Connection with National Education Policy (NEP)

  • In many ways, agricultural education is ahead of its time, and already aligned with the NEP.
  • The NEP wants a shift to four-year undergraduate degrees, and all our agricultural degrees are already four-year programmes.
  • Similarly, the NEP mentions experiential education, and we have already mandated that since 2016.

Student READY

  • The Student READY (Rural Entrepreneurship Awareness Development Yojana) programme requires all students to undertake a six-month internship, usually in their fourth year, to gain hands-on training, rural awareness, industry experience, research expertise and entrepreneurship skills.

Challenges

  • One major challenge is how to ensure that this experiential learning is made available to all students if we implement the multiple entry-exit system.
  • Another major challenge for agricultural universities could be the push for multi-disciplinarity.

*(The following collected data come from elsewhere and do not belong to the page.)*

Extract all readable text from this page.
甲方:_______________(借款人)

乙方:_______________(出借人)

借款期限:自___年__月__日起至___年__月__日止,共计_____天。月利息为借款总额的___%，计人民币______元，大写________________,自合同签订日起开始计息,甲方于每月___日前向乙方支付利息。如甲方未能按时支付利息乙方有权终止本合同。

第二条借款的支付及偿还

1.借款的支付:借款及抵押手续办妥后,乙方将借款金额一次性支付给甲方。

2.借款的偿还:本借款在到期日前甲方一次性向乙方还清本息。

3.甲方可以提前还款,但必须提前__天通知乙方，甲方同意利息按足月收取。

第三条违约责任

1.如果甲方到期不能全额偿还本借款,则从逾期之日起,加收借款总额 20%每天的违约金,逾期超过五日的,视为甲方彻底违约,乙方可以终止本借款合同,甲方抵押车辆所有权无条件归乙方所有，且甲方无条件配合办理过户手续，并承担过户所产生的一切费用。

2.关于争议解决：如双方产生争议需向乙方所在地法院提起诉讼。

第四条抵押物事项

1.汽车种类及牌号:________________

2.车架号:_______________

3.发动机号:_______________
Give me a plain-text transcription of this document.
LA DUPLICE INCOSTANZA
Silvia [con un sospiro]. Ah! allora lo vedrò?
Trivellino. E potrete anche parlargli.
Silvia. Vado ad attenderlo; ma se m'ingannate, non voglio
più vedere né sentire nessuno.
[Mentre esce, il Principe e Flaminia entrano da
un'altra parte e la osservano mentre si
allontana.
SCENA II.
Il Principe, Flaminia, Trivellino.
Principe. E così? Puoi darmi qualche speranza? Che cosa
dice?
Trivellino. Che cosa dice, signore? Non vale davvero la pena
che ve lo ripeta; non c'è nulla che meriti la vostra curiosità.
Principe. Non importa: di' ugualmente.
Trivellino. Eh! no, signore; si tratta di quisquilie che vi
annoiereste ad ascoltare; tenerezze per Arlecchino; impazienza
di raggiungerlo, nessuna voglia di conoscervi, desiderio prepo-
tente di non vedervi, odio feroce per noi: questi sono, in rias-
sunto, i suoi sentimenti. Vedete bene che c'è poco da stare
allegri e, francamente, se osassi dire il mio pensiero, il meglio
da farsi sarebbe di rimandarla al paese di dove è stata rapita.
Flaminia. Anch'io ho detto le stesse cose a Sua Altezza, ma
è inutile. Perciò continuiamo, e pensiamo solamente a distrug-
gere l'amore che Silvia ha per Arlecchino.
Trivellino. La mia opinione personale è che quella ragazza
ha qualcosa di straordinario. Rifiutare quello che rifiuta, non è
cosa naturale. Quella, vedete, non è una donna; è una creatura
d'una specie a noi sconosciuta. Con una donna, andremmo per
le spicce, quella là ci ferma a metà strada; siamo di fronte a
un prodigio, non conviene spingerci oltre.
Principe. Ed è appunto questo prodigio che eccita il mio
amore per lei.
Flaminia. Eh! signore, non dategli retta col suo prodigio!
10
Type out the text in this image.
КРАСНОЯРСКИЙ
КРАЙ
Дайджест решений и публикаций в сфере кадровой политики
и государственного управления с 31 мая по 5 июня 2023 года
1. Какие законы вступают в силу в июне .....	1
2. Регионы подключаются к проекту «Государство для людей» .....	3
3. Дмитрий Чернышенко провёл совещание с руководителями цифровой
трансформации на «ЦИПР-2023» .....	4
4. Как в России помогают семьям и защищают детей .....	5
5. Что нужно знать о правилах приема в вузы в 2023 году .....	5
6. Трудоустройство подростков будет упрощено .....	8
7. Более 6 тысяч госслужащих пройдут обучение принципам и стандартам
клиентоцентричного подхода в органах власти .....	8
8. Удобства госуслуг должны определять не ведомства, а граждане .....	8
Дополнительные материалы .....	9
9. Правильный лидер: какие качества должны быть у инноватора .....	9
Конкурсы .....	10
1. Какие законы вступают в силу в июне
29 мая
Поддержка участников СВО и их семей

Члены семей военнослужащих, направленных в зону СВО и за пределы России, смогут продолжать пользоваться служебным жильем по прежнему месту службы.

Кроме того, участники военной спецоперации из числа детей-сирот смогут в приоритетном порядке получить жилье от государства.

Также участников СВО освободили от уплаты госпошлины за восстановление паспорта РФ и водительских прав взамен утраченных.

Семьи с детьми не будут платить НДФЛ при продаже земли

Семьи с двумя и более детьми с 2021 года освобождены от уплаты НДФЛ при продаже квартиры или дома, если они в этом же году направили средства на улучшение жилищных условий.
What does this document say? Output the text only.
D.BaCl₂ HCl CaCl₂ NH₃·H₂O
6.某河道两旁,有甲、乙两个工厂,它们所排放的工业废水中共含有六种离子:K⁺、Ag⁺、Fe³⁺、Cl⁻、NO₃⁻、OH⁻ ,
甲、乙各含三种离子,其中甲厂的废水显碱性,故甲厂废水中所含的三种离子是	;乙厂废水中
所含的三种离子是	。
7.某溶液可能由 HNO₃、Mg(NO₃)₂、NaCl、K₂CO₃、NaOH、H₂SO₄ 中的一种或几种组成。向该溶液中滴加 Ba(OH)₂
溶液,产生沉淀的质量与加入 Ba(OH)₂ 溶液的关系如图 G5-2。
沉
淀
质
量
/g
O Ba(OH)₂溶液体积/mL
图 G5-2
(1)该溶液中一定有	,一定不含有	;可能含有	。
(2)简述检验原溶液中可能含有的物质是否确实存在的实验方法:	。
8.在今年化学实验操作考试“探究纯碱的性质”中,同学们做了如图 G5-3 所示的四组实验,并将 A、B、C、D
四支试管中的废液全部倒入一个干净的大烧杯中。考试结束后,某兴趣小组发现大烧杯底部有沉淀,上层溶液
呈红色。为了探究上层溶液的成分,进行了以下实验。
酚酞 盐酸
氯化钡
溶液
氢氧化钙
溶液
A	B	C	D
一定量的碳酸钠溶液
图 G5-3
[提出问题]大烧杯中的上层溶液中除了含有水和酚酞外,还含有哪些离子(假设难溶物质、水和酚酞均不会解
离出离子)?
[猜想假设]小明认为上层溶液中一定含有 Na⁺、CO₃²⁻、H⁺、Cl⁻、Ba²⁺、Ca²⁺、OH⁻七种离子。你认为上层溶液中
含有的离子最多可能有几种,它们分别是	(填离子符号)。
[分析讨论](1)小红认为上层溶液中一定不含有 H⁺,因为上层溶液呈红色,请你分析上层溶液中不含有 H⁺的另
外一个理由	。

Click Here to read more about the National Education Policy NEP 2020

-Source: The Hindu


NUTRACEUTICAL INDUSTRY SEEKS POLICY CHANGES

Focus: GS-III Science and Technology

Why in news?

With demand for natural immunity-boosting products growing during the pandemic, the nutraceuticals industry has called for policy and regulatory changes to spur sales to $25-$30 billion in 10 years from about $3 billion currently.

Current Scenario

  • The recent consumer preference trends show an increasing focus on nutritious food and food safety globally.
  • This shift offers a variety of opportunities to the Indian nutraceutical industry, which can lead this business globally due to our natural advantages.
  • This industry has potential to grow to the size of $25-30 billion in ten years but we need a lot of regulatory push to create a cohesive ecosystem for the industry players across the value chain.
  • Nutraceuticals sector currently falls within the ambit of the FSSAI, an authority under the Ministry of Food Processing Industries (MOFPI).

Nutraceutical

  • A nutraceutical or ‘bioceutical’ is a pharmaceutical alternative which claims physiological benefits. Nutraceuticals are treated differently in different jurisdictions.
  • A market research report produced in 2018 projected that the worldwide nutraceuticals market would account for over US$ 80,700 million in 2019, defining that market as “Dietary Supplements (Vitamins, Minerals, Herbals, Non-Herbals, & Others), and Functional Foods & Beverages”.
  • Nutraceuticals are products derived from food sources that are purported to provide extra health benefits, in addition to the basic nutritional value found in foods.
  • Depending on the jurisdiction, products may claim to prevent chronic diseases, improve health, delay the aging process, increase life expectancy, or support the structure or function of the body
  • Because nutraceuticals and bioceuticals are largely unregulated, these supplements are the subject of more of marketing hype than actual clinical testing, and for many, it is not even yet known whether they provide more benefits than risks for consumers.

Way forwards

  1. A separate regulatory body,
  2. Independent HSN [Harmonized System of Nomenclature] code structure,
  3. Specific financial packages and tax breaks for manufacturing, research and clinical studies

Would give the industry a significant boost and allow it to contribute substantially for the public healthcare.

A PPP model could be explored to drive higher domestic penetration of nutraceutical products and enhance nutrition levels amongst the undernourished segments of the population.